While I agree with what you say, could you comment on my questions
earlier in the thread? From a look, it seems that ImmutableSet ought
to have the same behavior as HashSet - same hash and same table size,
yet in the example, the same value loopup had different behavior - how
do you explain the discrepancy? Obviously some assumption I make is
wrong - but which one?
Regards,
Dimitris
2010/1/12 Kevin Bourrillion <kev...@google.com>:
Then typically ImmutableSet will have bigger tables than HashSet, so
the test (in which I think I saw the table sizes happened to be equal,
64) is completely unfair - I presume the situation would look quite
better if the ImmutableSet of the test had, say, 33 elements, rathen
than 24. Agreed though, this is still in the domain of very small
sets, and the advantages of cache locality are not obvious yet.
Thanks for explaining this through Kevin! Now I'm even more happy with
the ImmutableSet implementation we have.
For some further reading on performance testing, I'd highly recommend section 12.3 ('Avoiding performance testing pitfalls') of Java Concurrency in Practice (Goetz et al.)
As an exercise, I created a HashSet by embedding and dumbing down
HashMap source code, but it's tricky to actually make it lighter. This
is the entry object of HashMap:
static class Entry<K,V> implements Map.Entry<K,V> {
final K key;
V value;
Entry<K,V> next;
final int hash;
For a Set, we don't need the value field. But removing that field (I
have a typical enough machine) still leaves an Entry object at 24
bytes - no reduction. If I forgo the "hash" field too, then I get a
23% reduction in memory compared to java.util.HashSet.
I should have started with IdentityHashMap as a base :(
I've had the same thoughts.
> As an exercise, I created a HashSet by embedding and dumbing down
> HashMap source code, but it's tricky to actually make it lighter. This
> is the entry object of HashMap:
>
> static class Entry<K,V> implements Map.Entry<K,V> {
> final K key;
> V value;
> Entry<K,V> next;
> final int hash;
>
> For a Set, we don't need the value field. But removing that field (I
> have a typical enough machine) still leaves an Entry object at 24
> bytes - no reduction. If I forgo the "hash" field too, then I get a
> 23% reduction in memory compared to java.util.HashSet.

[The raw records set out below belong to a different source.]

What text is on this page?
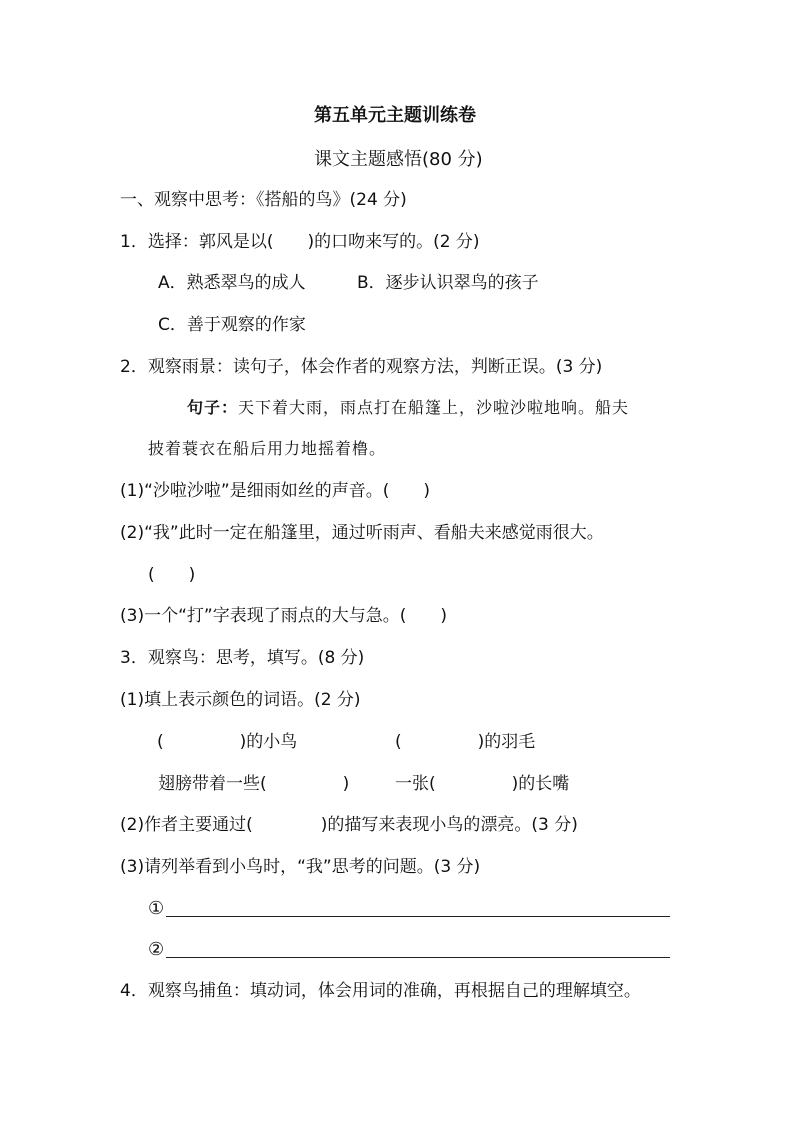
第五单元主题训练卷
课文主题感悟(80 分)
一、观察中思考：《搭船的鸟》(24 分)
1．选择：郭风是以( )的口吻来写的。(2 分)
A．熟悉翠鸟的成人	B．逐步认识翠鸟的孩子
C．善于观察的作家
2．观察雨景：读句子，体会作者的观察方法，判断正误。(3 分)
句子：天下着大雨，雨点打在船篷上，沙啦沙啦地响。船夫
披着蓑衣在船后用力地摇着橹。
(1)“沙啦沙啦”是细雨如丝的声音。( )
(2)“我”此时一定在船篷里，通过听雨声、看船夫来感觉雨很大。
( )
(3)一个“打”字表现了雨点的大与急。( )
3．观察鸟：思考，填写。(8 分)
(1)填上表示颜色的词语。(2 分)
(	)的小鸟	(	)的羽毛
翅膀带着一些(	)	一张(	)的长嘴
(2)作者主要通过(	)的描写来表现小鸟的漂亮。(3 分)
(3)请列举看到小鸟时，“我”思考的问题。(3 分)
①
②
4．观察鸟捕鱼：填动词，体会用词的准确，再根据自己的理解填空。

Removing the "value" field has some value of course,
depending on the JVM. One would expect a reduction
from 7-8 words per key to 6-7 words per key.
I expect that the "hash" field has to stay, especially
if our aim is to actually replace java.util.HashSet.
The maintenance cost of duplicated code keeps one
from starting on this project, especially while other folks
still have grand plans for improving HashMap.
I believe IdentityHashMap uses open addressing
because the cost of a few extra comparisons is much lower
when comparison involves "==" instead of ".equals".
But I am still tempted to explore an implementation
based on a pair of arrays with open addressing,
one to store elements and one to store hashes,
for a space cost of about 4 words per key.
Martin
I trusted too much Instrumentation#getObjectSize(), which shown that
the object remains at 24 bytes with or without a single field, but as
I read more carefully the javadocs, this is an approximation.
I was more or less following the discussion on a new HashMap, but I
haven't heard news on that for months. If HashMap itself changes, the
current HashSet will evolve automatically, but a HashSet replacement
would not do so as easily, and it would have to accommodate
LinkedHashSet somehow too. I was thinking more in terms of replacing
the implementation used in Sets#newHashSet() methods of guava (for
just the benefit of new code, ok).
I would think that open addressing does not mean more collisions if
the trade-off is striked at the right balance. If my rudimentary
calculations are right, linear probing would requite a load factor of
35% to have the same expected collisions as a chained hashtable with
load factor 75% (i.e. the default of HashMap). If one gets rids of
those Entry objects, it seems that the memory reduction will be just
about enough to compensate for the longer required tables (which are
going to be about twice the size), and then some more, so it should be
at least a slight win.
The easy solution obviously would be to ping Doug at some appropriate time. :)
Regards,
Dimitris
2010/1/13 Martin Buchholz <mart...@google.com>:
I did chat with Doug last week.
He has made some effort in the past to
make a much improved HashSet,
but he also did not come up with anything
sufficiently good to replace the current HashSet.
Martin
> Regards,
>
> Dimitris